11/10/11

Borlaug Institute South Asia to address food security

India will host Borlaug Institute South Asia to address food security. Copyright: David Dickson

Send to a friend

The details you provide on this page will not be used to send unsolicited email, and will not be sold to a 3rd party. See privacy policy.

[NEW DELHI] The Borlaug Institute for South Asia (BISA), named for the US-born agriculture scientist, will help meet rising food security challenges in developing countries by boosting research in wheat and maize.

The Indian Council of Agricultural Research (ICAR) and the International Maize and Wheat Improvement Centre (CIMMYT), Mexico, will work together to offer sophisticated crop research facilities at the new institute, spread over three locations in India.

The institute has been set up in honour of the 1970 Nobel Peace Prize winner and wheat expert Norman Borlaug (1914–2009) whose work on high-yielding, dwarf varieties of wheat helped trigger India’s ‘green revolution’ in the 1960s.

"It would not be an overstatement to say that Norman Borlaug is a household name in India," India’s minister for agriculture and food processing, Sharad Pawar, said at the launch of the institute last week (5 October).

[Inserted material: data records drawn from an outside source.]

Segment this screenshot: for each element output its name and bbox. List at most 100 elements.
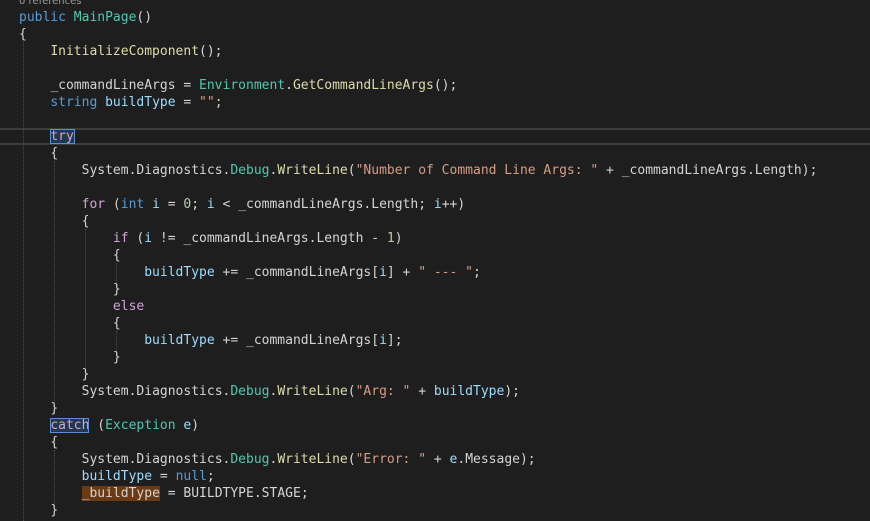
code-token: "Number of Command Line Args: " xyxy=(355,163,599,178)
code-line[interactable]: } xyxy=(19,349,121,366)
code-token: ) xyxy=(191,418,200,433)
code-token: Message xyxy=(465,452,520,467)
code-token: public xyxy=(19,10,66,25)
code-token: buildType xyxy=(144,333,215,348)
code-token: if xyxy=(112,231,129,246)
code-token: ( xyxy=(347,163,356,178)
code-token: else xyxy=(112,299,145,314)
code-line[interactable]: buildType = null; xyxy=(19,468,215,485)
code-token: i xyxy=(152,197,160,212)
code-line[interactable]: buildType += _commandLineArgs[i]; xyxy=(19,332,402,349)
code-token: = xyxy=(159,486,184,501)
code-line[interactable]: } xyxy=(19,281,121,298)
code-line[interactable]: buildType += _commandLineArgs[i] + " ---… xyxy=(19,264,481,281)
code-token: ); xyxy=(504,384,520,399)
code-token: { xyxy=(50,146,59,161)
code-line[interactable]: catch (Exception e) xyxy=(19,417,199,434)
code-token: buildType xyxy=(81,469,153,484)
code-line[interactable]: if (i != _commandLineArgs.Length - 1) xyxy=(19,230,403,247)
code-token: { xyxy=(112,316,121,331)
code-line[interactable]: _commandLineArgs = Environment.GetComman… xyxy=(19,77,457,94)
code-token: = xyxy=(175,78,200,93)
code-line[interactable]: InitializeComponent(); xyxy=(19,43,222,60)
code-token: Debug xyxy=(230,384,270,399)
code-token: buildType xyxy=(105,95,176,110)
code-line[interactable]: try xyxy=(19,128,75,145)
code-token: = xyxy=(152,469,176,484)
code-token: ] + xyxy=(386,265,419,280)
code-token: catch xyxy=(50,418,90,433)
code-token: WriteLine xyxy=(277,452,348,467)
code-token: . xyxy=(457,452,466,467)
code-token: ( xyxy=(128,231,145,246)
code-token: WriteLine xyxy=(277,163,348,178)
code-token: { xyxy=(50,435,59,450)
code-token: null xyxy=(175,469,207,484)
code-token: "Error: " xyxy=(355,452,427,467)
code-token: MainPage xyxy=(73,10,137,25)
code-token: buildType xyxy=(433,384,505,399)
code-token: ; xyxy=(206,469,215,484)
code-line[interactable]: { xyxy=(19,213,90,230)
code-token: Diagnostics xyxy=(136,163,223,178)
code-line[interactable]: else xyxy=(19,298,144,315)
code-token: i xyxy=(433,197,442,212)
code-token: ( xyxy=(347,384,356,399)
code-token: try xyxy=(50,129,75,144)
code-line[interactable]: { xyxy=(19,434,58,451)
code-token: Debug xyxy=(230,163,270,178)
code-token: ( xyxy=(89,418,106,433)
code-line[interactable]: } xyxy=(19,502,58,519)
code-line[interactable]: } xyxy=(19,366,90,383)
code-token: Diagnostics xyxy=(136,452,223,467)
codelens-references[interactable]: 0 references xyxy=(19,0,82,8)
code-token: [ xyxy=(371,265,380,280)
code-token: GetCommandLineArgs xyxy=(292,78,434,93)
code-token: += xyxy=(214,265,246,280)
code-token: int xyxy=(120,197,145,212)
code-line[interactable]: } xyxy=(19,400,58,417)
code-token: = xyxy=(159,197,184,212)
code-line[interactable]: string buildType = ""; xyxy=(19,94,222,111)
code-line[interactable]: System.Diagnostics.Debug.WriteLine("Erro… xyxy=(19,451,536,468)
code-token: i xyxy=(144,231,153,246)
code-line[interactable]: System.Diagnostics.Debug.WriteLine("Numb… xyxy=(19,162,818,179)
code-token: ++) xyxy=(441,197,466,212)
code-line[interactable]: public MainPage() xyxy=(19,9,152,26)
code-line[interactable]: { xyxy=(19,145,58,162)
code-token: STAGE xyxy=(261,486,301,501)
code-line[interactable]: { xyxy=(19,26,27,43)
code-token: ) xyxy=(394,231,403,246)
code-line[interactable]: System.Diagnostics.Debug.WriteLine("Arg:… xyxy=(19,383,520,400)
code-line[interactable]: { xyxy=(19,247,121,264)
code-token: } xyxy=(50,503,59,518)
code-token: _commandLineArgs xyxy=(50,78,176,93)
code-token: + xyxy=(410,384,434,399)
code-token: InitializeComponent xyxy=(50,44,200,59)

CIMMYT director-general Thomas Lumpkin told SciDev.Net: "The coming green revolution in South Asia will look far more technical than it did in the 1960s, but the impetus for addressing food security is just as urgent."

"The challenge today," he said, "is to increase yields of staple crops in South Asia despite the fact that climate change, population growth, dietary changes, and natural resource degradation all pose enormous challenges to agriculture".

Lumpkin said BISA has been created to "address the challenges head on." He said providing food security was "a daunting task" and the region needed "a dedicated, world-class effort focused entirely on these problems."

Critical areas of wheat and maize research that BISA would focus on include genomics and conservation technologies such as location specific seed-fertiliser placement and supplemental irrigation systems.

BISA will also look at support tools like farmer specific mobile phone advice and provide information on farming practices, market and weather databases and integrating software.   

At the launch, CIMMYT and ICAR signed an agreement to set up centres under BISA in the states of Punjab in north India, Bihar in eastern India, and Madhya Pradesh in central India.

"Each of the states comprises varied agro-ecological zones, allowing testing of diverse maize and wheat varieties and cropping practices suited to the equally varied environments of South Asia," a CIMMYT release said.

Punjab and adjacent Haryana state — together considered India’s wheat bowl — were at the forefront of the green revolution that boosted wheat yields using high-yielding dwarf varieties and intensive application of irrigation and fertilisers.